The world’s richest man, Bill Gates, has said that the private sector is too selfish and inefficient to produce effective energy alternatives to fossil fuels.
Bill, Bill, Bill. It’s too bad we can’t have a discussion where we have even a basic understanding of the terms. You claim that only socialism can save the planet, yet you give us concrete examples as to the opposite. Let’s start with yourself. Bill, you’re a philanthropist. You give your money away to the causes you support. That’s not socialism. Forced redistribution of wealth is what you’re calling for. That’s not socialism either but that’s a discussion for another day. You announce your plan to invest $2 billion of your own money into green energy and call on your billionaire brethren to do the same. Great stuff. Not socialism.
Without a substantial carbon tax, there’s no incentive for innovators or plant buyers to switch.

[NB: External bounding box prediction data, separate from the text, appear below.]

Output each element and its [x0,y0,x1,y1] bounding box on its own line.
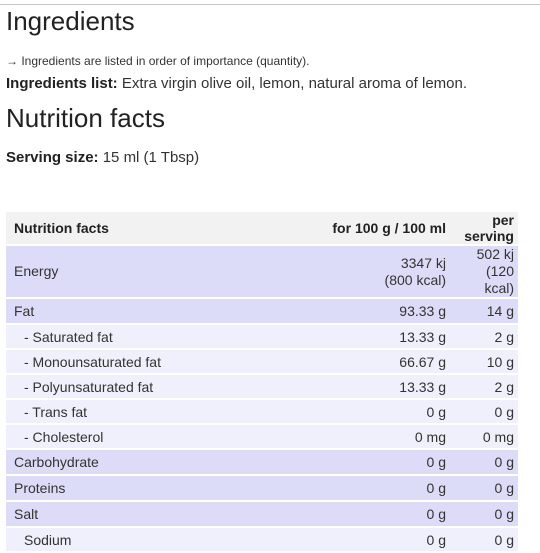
row-per-100: 0 mg [218,425,450,448]
energy-per100-kj: 3347 kj [400,254,446,271]
row-per-serving: 0 g [450,450,518,474]
row-per-serving: 10 g [450,350,518,373]
row-name: - Trans fat [6,400,218,423]
energy-serving-kcal: (120 kcal) [484,263,514,296]
row-name: Proteins [6,476,218,500]
nutrition-heading: Nutrition facts [6,103,165,133]
header-nutrient: Nutrition facts [6,212,218,244]
table-row-proteins: Proteins 0 g 0 g [6,476,518,500]
table-row-carbohydrate: Carbohydrate 0 g 0 g [6,450,518,474]
ingredients-list-label: Ingredients list: [6,75,118,92]
serving-size: Serving size: 15 ml (1 Tbsp) [6,149,199,166]
row-name: Fat [6,299,218,323]
table-row-sodium: Sodium 0 g 0 g [6,528,518,551]
row-name: Sodium [6,528,218,551]
table-row-saturated-fat: - Saturated fat 13.33 g 2 g [6,325,518,348]
row-per-serving: 14 g [450,299,518,323]
row-name: Carbohydrate [6,450,218,474]
row-per-100: 3347 kj (800 kcal) [218,246,450,297]
row-name: Energy [6,246,218,297]
row-per-serving: 0 g [450,528,518,551]
row-per-serving: 0 g [450,400,518,423]
header-per-serving: per serving [450,212,518,244]
row-per-serving: 0 g [450,502,518,526]
row-per-serving: 2 g [450,325,518,348]
row-per-100: 66.67 g [218,350,450,373]
row-name: Salt [6,502,218,526]
row-per-100: 0 g [218,400,450,423]
serving-size-label: Serving size: [6,149,99,166]
table-row-salt: Salt 0 g 0 g [6,502,518,526]
row-per-100: 13.33 g [218,325,450,348]
serving-size-value: 15 ml (1 Tbsp) [98,149,200,166]
table-row-fat: Fat 93.33 g 14 g [6,299,518,323]
ingredients-heading: Ingredients [6,6,135,36]
nutrition-table-header: Nutrition facts for 100 g / 100 ml per s… [6,212,518,244]
row-name: - Polyunsaturated fat [6,375,218,398]
row-per-serving: 2 g [450,375,518,398]
row-name: - Saturated fat [6,325,218,348]
row-per-100: 0 g [218,528,450,551]
table-row-monounsaturated-fat: - Monounsaturated fat 66.67 g 10 g [6,350,518,373]
table-row-energy: Energy 3347 kj (800 kcal) 502 kj (120 kcal… [6,246,518,297]
top-divider [0,4,540,5]
row-per-100: 93.33 g [218,299,450,323]
row-per-100: 0 g [218,502,450,526]
ingredients-list: Ingredients list: Extra virgin olive oil… [6,75,467,92]
row-per-serving: 502 kj (120 kcal) [450,246,518,297]
nutrition-table: Nutrition facts for 100 g / 100 ml per s… [6,210,518,553]
row-per-100: 0 g [218,476,450,500]
table-row-trans-fat: - Trans fat 0 g 0 g [6,400,518,423]
row-name: - Cholesterol [6,425,218,448]
row-per-serving: 0 g [450,476,518,500]
energy-serving-kj: 502 kj [476,246,514,262]
row-per-100: 13.33 g [218,375,450,398]
table-row-cholesterol: - Cholesterol 0 mg 0 mg [6,425,518,448]
row-per-serving: 0 mg [450,425,518,448]
table-row-polyunsaturated-fat: - Polyunsaturated fat 13.33 g 2 g [6,375,518,398]
header-per-100: for 100 g / 100 ml [218,212,450,244]
ingredients-note: → Ingredients are listed in order of imp… [6,54,310,68]
row-name: - Monounsaturated fat [6,350,218,373]
ingredients-list-value: Extra virgin olive oil, lemon, natural a… [117,75,468,92]
energy-per100-kcal: (800 kcal) [384,271,446,288]
row-per-100: 0 g [218,450,450,474]
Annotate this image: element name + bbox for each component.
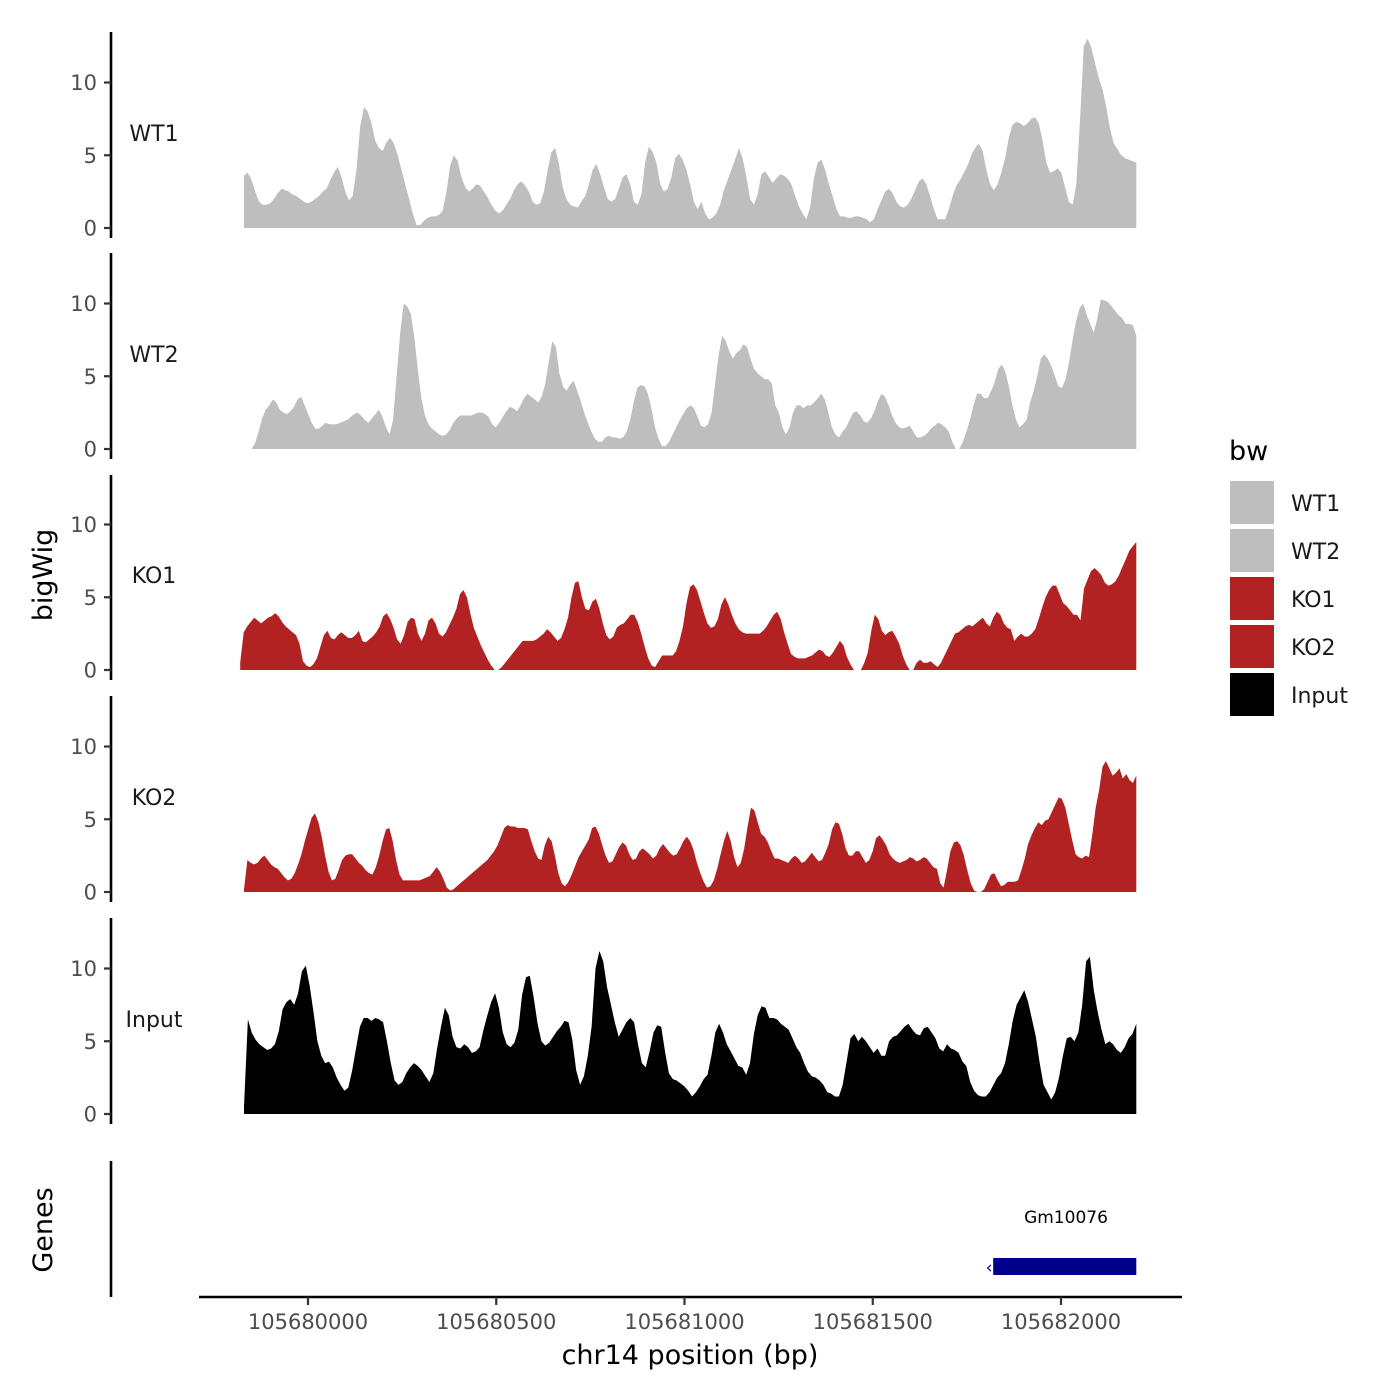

Hold on Bill. Substantial tax? Incentive for innovators? You claim that only government has the capacity to lead the way in R & D to solve big problems. Then why the plea to innovators? Innovators are private sector. Incentives aren’t socialism. Dis-incentivizing through a substantial tax is more like it if you support the heavy hand of government. But let’s get to the crux of the issue. If supporters of global warming such as yourself are truly, truly serious about ending man-made climate change, you don’t do it through market manipulation. You don’t do it by moving the goalposts to entice the private sector. You make it law. Period. Screw the carbon credits. If climate change is truly man-made than you need to stop it. Now. If a company or industry violates emissions levels then they should be shut down. Today.
But of course it isn’t really about a solution to a problem. The theory of man-made climate change is about profit for many and control for most. Sure we have some with integrity who truly believe they are trying to solve a real problem but they are the exception. The Al Gore’s of the world are only after the demon itself, the pride of capitalism, profit. The U.N.’s of the world see the opportunity for a massive expansion of control.
The climate problem has to be solved in the rich countries. China and the US and Europe have to solve CO2 emissions, and when they do, hopefully they’ll make it cheap enough for everyone else.
Hopefully? That’s certainly encouraging, isn’t it? Coming from the world’s richest man and one who has rode the coattails of capitalism to incredible wealth, I would expect a bit more. After all, if it’s saving the planet we’re talking about, haven’t we already seen enough of the whole hopey-changey thing?